NB : sur cette question des TEOM excédentaires, voir :
- TEOM excédentaires : le juge doit, au besoin, mener l’enquête…
- Illégalité des TEOM trop excédentaires : le Conseil d’Etat rend un nouvel arrêt, strict sur les recettes à prendre en compte, mais souple sur le pourcentage admis, en l’espèce, d’excédent
- TEOM : que change la loi de finances pour 2019 ? [VIDEO]
- La loi de finances 2019 et TEOM : l’Etat règle ses problèmes et se défausse sur les collectivités. Côté fair-play, y’aurait quand même à dire…
- Qu’est-ce qu’une TEOM dont le montant est « manifestement disproportionné » ? (réponse avec — enfin — un jugement un peu rassurant)
- TEOM excédentaire conduisant à une gratuité : sans surprise, le TA de Lyon emboîte — hélas — le pas du CE…
- Le CE confirme qu’il y a décharge TOTALE en cas de TEOM excédentaire (et non recalcul) sauf cas (rares) de retour au taux de l’année n-1
- TEOM excédentaires, pour qui sonne le glas ?

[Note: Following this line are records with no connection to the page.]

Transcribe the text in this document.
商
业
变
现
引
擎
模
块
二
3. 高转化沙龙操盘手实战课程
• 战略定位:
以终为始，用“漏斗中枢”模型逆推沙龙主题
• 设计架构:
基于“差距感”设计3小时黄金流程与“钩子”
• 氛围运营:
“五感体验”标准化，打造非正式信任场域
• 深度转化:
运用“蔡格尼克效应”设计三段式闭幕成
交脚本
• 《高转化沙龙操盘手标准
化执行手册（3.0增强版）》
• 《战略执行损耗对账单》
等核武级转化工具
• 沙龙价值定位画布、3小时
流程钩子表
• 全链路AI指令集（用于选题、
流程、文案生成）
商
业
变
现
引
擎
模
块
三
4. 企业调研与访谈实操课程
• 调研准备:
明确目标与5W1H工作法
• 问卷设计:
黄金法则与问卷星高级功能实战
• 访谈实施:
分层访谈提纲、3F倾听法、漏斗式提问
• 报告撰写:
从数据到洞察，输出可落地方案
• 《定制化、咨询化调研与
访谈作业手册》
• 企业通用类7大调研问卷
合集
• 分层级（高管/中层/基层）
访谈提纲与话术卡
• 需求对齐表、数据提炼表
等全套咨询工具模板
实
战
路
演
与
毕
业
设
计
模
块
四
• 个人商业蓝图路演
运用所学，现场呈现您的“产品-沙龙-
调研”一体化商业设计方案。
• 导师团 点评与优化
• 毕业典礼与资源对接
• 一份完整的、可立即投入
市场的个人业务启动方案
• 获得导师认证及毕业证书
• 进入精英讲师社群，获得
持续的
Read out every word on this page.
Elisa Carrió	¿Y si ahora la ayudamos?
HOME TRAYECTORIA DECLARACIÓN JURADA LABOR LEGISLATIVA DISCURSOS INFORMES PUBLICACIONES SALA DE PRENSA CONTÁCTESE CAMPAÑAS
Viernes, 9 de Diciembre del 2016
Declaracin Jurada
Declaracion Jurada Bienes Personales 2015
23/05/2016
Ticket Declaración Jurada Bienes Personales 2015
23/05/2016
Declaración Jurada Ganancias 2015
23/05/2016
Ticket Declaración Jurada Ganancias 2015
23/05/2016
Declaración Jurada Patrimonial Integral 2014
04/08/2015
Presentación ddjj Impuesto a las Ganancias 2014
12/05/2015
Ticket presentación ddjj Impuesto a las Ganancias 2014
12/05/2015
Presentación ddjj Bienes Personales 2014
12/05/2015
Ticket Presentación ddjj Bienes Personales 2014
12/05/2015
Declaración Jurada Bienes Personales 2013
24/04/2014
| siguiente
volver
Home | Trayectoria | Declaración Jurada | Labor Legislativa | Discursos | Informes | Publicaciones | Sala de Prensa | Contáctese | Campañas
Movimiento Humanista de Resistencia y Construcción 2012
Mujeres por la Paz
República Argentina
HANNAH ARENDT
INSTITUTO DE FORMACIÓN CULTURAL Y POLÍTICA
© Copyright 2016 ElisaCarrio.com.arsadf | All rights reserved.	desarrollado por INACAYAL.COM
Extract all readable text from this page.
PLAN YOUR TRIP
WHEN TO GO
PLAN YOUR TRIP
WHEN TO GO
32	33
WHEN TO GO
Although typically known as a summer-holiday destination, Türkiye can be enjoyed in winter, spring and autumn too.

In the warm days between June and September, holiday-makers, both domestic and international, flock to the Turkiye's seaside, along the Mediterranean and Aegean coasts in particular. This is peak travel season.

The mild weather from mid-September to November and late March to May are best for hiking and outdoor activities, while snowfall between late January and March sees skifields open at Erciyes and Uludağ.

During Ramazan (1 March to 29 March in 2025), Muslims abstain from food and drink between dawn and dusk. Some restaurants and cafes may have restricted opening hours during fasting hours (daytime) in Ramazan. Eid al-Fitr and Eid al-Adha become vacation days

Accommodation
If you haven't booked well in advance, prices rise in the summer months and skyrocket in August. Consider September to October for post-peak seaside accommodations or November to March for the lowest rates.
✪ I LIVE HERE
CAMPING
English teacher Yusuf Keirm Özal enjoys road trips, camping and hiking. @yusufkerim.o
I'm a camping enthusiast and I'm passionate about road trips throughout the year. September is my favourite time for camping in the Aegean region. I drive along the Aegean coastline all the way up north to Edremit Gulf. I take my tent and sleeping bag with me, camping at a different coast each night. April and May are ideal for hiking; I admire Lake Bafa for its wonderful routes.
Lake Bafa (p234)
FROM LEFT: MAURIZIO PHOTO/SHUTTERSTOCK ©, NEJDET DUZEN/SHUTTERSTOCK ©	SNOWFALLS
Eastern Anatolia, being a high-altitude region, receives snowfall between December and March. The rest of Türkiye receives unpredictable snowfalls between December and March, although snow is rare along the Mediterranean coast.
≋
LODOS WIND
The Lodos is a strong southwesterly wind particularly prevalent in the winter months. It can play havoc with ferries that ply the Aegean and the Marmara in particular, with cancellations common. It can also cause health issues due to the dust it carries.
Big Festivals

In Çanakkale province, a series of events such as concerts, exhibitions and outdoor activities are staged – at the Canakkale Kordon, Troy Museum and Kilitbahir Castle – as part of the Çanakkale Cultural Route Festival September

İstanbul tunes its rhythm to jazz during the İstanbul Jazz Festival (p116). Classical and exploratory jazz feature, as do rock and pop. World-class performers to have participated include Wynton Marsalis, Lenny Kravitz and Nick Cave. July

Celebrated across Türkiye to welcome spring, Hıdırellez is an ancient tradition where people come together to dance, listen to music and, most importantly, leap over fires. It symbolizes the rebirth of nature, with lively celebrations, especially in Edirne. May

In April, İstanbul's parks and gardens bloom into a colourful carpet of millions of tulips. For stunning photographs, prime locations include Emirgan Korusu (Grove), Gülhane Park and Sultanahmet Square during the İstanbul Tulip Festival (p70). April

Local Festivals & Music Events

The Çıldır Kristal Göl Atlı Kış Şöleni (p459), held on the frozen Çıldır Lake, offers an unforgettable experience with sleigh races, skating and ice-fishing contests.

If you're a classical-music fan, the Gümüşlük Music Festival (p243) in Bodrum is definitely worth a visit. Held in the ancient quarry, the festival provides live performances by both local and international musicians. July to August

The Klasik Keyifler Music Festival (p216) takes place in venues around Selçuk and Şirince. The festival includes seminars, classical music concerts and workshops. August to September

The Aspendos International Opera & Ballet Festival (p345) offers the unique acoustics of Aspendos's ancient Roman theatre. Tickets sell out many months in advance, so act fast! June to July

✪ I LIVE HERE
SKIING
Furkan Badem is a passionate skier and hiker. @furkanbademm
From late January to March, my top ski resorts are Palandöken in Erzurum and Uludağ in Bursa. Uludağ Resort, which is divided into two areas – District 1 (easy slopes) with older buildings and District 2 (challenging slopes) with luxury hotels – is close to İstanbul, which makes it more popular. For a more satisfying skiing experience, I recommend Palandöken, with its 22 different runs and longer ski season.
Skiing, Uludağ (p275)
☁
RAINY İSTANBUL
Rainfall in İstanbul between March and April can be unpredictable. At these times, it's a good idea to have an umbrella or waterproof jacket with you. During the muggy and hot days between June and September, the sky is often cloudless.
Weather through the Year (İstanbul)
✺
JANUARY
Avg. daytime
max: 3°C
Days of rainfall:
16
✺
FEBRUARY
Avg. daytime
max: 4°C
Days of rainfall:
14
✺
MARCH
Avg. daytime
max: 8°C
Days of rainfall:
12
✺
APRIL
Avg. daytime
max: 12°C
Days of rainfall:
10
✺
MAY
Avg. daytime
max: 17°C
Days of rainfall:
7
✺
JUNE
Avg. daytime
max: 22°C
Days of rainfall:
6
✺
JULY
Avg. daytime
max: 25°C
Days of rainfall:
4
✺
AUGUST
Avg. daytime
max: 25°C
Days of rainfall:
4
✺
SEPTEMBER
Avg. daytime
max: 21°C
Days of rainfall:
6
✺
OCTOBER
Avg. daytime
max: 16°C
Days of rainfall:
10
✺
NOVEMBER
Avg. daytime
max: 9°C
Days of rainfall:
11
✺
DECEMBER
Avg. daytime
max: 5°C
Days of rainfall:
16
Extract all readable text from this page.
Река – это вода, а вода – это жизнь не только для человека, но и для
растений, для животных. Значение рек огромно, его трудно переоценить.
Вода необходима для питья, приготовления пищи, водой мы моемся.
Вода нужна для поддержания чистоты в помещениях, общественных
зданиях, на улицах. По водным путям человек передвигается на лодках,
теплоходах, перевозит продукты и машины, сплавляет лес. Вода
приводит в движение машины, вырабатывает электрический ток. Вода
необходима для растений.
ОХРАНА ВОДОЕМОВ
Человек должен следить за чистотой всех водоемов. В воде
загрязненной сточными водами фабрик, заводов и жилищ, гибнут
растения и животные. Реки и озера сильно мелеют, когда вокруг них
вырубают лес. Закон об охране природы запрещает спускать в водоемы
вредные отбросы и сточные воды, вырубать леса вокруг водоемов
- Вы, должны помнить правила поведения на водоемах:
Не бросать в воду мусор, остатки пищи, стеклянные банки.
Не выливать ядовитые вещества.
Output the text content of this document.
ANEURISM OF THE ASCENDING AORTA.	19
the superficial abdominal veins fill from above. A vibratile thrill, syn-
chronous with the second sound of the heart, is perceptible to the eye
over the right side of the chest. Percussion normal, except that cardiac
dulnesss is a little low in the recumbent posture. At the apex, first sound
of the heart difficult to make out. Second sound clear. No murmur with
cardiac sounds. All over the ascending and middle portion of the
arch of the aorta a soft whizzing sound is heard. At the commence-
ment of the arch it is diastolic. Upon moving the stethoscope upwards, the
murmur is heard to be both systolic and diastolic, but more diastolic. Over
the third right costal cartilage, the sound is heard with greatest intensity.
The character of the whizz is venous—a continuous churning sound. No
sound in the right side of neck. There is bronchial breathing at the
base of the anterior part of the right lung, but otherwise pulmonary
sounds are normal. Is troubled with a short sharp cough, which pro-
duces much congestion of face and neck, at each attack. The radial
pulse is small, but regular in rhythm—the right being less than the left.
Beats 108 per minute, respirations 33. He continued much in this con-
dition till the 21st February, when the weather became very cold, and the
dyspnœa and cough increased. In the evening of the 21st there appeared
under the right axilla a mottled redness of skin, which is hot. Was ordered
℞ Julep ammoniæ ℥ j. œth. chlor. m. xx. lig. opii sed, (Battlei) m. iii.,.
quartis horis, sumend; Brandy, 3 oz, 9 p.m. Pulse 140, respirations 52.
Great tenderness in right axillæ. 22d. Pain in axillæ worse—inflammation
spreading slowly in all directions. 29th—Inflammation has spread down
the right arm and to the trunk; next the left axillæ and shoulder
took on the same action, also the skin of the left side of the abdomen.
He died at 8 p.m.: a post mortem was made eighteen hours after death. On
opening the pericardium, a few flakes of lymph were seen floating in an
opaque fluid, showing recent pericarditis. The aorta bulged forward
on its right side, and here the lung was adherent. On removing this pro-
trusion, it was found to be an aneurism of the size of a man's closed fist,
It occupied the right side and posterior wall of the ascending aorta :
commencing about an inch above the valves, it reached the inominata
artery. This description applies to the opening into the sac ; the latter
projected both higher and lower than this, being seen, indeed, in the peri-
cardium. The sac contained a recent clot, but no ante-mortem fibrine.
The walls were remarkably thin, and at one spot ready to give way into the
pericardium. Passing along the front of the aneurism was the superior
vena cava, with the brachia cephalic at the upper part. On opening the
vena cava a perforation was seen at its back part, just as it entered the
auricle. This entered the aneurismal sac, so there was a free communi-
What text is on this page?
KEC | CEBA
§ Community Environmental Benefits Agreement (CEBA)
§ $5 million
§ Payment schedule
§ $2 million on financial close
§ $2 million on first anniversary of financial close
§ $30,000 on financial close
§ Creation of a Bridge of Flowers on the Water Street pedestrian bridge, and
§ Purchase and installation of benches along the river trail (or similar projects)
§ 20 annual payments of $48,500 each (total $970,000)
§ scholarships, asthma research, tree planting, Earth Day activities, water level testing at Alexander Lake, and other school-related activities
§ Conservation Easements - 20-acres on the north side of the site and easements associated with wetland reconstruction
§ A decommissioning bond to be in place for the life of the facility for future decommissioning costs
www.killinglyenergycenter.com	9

- Communauté urbaine de Dunkerque : interview sur un jugement très intéressant, rendu lundi, en matière de TEOM excédentaire
- TEOM excédentaires : de nouvelles précisions jurisprudentielles
- et autres très nombreux articles écrits sur le présent blog pour traiter de l’abondante postérité de la jurisprudence Auchan (CE, 31 mars 2014, n°368111)…
En l’espèce, donc, le TA de Lyon a écarté les demandes de l’Etat et de la métropole de Lyon tendant à limiter le montant de la décharge à la seule part excédentaire du budget en confirmant la jurisprudence (voir liens précités) selon laquelle :
- d’une part, il n’appartient pas au juge de l’impôt de déterminer le montant de la taxe que le contribuable aurait dû payer,
- d’autre part, la taxe est due par les propriétaires des immeubles, indépendamment de l’utilisation du service d’enlèvement des ordures ménagères .
Le tribunal a alors reconnu aux contribuables de la métropole de Lyon le droit de bénéficier, sur leur demande, de la décharge du montant de la taxe d’enlèvement des ordures ménagères mise à leur charge au titre des années 2016, 2017 et 2018.